Step 2: Identify Where Information From Step 1 Is Located.
Regardless of the security of an organization, all parties in the organization, from janitorial service providers to executive-level leadership, need to know where pertinent, critical information is stored. This includes both physical and digital storage locations. This may seem counterintuitive, especially since 36 percent of manufacturers reported employees were the likely source of a data breach, asserts Robert Krauss. However, these causes may have been unintentional. For example, an employee plugged in a “found” USB storage device into a computer, and the device contained a Trojan virus. If employees knew where information was located, they could take steps to ensure the information is not available when printing, using, editing, or accessing it. For example, the employee would not access the work-server from an unsecure location if the information is known to be in the superficial files of the server.
Step 3: Label Information From Step 2.
Any information found and identified in Steps 1 and 2 should be labeled as such. This will help employees identify information and help deter cyber security threats.
Step 4: View Cyber Security From an Attacker’s Point of View.
Attackers or hackers are going to try to devise malicious ways of accessing your information, such as posing as a repair man for your building. By thinking of these strange, unusual ways of breaching security, you can actually help avoid cyber security breaches. Try conducting a penetration test.

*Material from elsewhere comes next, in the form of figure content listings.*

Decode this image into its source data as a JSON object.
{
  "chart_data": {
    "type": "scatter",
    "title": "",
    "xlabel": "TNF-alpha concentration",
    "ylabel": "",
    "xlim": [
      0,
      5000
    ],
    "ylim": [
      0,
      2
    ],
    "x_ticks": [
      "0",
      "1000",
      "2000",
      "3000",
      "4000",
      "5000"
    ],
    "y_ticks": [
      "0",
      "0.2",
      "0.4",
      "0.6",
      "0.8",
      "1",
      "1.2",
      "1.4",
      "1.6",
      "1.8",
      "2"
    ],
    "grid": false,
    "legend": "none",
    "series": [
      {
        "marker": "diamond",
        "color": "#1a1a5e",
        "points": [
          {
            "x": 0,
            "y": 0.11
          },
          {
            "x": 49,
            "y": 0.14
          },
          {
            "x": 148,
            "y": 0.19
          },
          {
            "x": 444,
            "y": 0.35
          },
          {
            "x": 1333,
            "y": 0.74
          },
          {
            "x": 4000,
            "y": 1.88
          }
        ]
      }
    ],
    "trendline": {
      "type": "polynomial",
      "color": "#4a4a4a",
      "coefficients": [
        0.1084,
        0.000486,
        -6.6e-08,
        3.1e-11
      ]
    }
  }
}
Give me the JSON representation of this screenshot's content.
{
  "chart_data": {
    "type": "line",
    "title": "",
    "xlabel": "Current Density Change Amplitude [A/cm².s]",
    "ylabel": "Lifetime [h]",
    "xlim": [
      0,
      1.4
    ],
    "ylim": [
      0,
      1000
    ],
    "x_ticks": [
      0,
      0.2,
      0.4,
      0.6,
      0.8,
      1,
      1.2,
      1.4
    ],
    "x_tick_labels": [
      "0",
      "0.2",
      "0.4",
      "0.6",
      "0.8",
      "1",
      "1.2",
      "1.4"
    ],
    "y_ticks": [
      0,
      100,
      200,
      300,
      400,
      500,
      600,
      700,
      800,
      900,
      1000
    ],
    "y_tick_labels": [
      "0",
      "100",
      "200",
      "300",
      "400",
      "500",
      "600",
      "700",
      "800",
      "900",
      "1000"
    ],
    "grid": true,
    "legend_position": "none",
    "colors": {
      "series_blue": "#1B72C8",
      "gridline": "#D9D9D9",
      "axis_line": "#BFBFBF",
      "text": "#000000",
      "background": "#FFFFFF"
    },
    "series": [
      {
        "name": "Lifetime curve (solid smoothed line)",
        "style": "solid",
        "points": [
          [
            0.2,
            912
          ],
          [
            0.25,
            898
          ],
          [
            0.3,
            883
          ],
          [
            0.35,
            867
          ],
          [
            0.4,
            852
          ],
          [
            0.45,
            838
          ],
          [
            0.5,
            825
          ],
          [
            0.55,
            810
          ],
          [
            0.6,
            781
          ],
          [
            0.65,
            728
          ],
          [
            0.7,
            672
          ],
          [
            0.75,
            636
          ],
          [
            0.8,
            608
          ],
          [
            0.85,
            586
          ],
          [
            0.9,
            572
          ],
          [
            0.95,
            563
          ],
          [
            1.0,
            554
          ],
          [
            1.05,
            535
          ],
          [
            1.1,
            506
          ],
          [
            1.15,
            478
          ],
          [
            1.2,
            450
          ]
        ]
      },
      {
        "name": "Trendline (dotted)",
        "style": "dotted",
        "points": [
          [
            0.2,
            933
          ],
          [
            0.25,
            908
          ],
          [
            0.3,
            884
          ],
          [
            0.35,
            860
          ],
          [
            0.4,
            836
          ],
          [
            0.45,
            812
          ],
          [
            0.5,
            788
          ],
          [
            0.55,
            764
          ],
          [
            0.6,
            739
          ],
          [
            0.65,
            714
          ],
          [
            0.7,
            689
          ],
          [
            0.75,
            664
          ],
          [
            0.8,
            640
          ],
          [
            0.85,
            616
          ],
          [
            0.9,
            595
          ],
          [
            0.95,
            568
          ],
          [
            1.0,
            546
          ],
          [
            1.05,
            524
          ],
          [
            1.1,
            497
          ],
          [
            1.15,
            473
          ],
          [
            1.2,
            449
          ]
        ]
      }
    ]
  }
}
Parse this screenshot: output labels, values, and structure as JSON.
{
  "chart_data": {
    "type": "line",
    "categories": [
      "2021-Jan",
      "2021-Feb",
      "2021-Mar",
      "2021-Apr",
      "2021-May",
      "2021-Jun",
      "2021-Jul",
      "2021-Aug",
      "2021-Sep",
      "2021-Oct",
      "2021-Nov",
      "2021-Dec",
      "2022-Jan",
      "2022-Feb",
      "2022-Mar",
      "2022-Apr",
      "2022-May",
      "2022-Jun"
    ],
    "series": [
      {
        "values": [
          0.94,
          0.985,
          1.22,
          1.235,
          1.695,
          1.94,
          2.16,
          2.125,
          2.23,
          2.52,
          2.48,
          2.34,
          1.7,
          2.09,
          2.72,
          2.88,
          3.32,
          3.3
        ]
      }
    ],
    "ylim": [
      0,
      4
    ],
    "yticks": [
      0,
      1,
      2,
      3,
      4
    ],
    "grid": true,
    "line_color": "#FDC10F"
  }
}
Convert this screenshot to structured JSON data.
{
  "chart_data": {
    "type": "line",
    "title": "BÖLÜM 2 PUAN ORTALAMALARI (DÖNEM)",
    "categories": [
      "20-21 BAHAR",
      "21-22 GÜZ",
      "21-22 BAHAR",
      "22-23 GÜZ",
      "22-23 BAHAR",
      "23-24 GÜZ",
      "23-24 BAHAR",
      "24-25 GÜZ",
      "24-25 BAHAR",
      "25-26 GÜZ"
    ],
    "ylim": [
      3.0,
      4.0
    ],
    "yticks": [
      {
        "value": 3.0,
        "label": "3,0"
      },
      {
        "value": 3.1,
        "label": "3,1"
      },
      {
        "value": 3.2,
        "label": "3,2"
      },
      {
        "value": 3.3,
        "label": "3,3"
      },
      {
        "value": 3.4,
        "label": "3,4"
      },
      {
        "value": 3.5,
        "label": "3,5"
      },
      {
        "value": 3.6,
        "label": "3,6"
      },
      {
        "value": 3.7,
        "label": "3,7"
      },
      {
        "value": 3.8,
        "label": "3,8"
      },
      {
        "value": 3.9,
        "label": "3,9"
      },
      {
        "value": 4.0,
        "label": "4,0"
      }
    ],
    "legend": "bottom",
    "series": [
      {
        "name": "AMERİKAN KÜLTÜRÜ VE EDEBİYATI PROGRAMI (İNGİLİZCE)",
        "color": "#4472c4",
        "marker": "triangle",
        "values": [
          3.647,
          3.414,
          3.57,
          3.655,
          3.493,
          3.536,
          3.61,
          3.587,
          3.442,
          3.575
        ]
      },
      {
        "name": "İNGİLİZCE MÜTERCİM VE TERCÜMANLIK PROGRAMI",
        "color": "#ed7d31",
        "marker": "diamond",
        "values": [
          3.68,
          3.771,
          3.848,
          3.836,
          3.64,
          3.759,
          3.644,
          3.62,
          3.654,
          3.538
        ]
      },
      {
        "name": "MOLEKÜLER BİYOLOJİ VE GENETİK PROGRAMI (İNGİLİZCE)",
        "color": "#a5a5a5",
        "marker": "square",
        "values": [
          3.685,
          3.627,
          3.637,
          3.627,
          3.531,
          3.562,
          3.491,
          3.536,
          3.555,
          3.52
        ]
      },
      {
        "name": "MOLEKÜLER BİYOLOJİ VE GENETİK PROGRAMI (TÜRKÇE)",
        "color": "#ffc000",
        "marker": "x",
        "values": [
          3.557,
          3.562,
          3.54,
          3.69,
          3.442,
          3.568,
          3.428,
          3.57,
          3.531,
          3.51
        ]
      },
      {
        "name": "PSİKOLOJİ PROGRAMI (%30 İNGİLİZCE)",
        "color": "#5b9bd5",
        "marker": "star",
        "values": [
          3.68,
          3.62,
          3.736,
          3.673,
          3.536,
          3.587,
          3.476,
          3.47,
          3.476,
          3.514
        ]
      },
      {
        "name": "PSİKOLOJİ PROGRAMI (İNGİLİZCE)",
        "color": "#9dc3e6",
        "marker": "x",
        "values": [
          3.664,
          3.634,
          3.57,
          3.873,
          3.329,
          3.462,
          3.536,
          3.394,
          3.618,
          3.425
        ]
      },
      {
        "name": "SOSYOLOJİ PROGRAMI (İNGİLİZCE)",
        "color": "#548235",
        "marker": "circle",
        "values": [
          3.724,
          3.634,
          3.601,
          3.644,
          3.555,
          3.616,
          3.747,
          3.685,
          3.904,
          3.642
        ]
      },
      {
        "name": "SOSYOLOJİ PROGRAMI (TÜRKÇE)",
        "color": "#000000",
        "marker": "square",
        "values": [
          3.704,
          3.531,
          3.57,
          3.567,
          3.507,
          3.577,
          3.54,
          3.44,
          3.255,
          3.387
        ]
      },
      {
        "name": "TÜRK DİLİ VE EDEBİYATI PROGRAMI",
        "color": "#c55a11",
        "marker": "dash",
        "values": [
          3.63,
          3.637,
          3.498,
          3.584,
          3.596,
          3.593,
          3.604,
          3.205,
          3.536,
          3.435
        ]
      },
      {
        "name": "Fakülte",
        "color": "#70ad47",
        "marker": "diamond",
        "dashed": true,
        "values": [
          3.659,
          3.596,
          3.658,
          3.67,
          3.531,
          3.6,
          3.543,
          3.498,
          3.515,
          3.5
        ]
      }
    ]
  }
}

Step 5: Make Cyber Security a Priority Across the Organization.
Manufacturing and Cyber security should be considered as a company-wide goal and policy. Information on cyber security should be included in basic training for new hires, and manufacturers should consider holding recertification in-services throughout the year to ensure employees understand its role in the company.
Cyber security threats are real. A single breach destroys the perception of trust and rapport with consumers, and manufacturers could lose vital information about key manufacturing processes, especially proprietary information. By understanding the need for cyber security and how to monitor, create, analyze, and implement cyber security measures, customers and the manufacturer can attain peace of mind in the ever-increasing, digitally-connected world of manufacturing.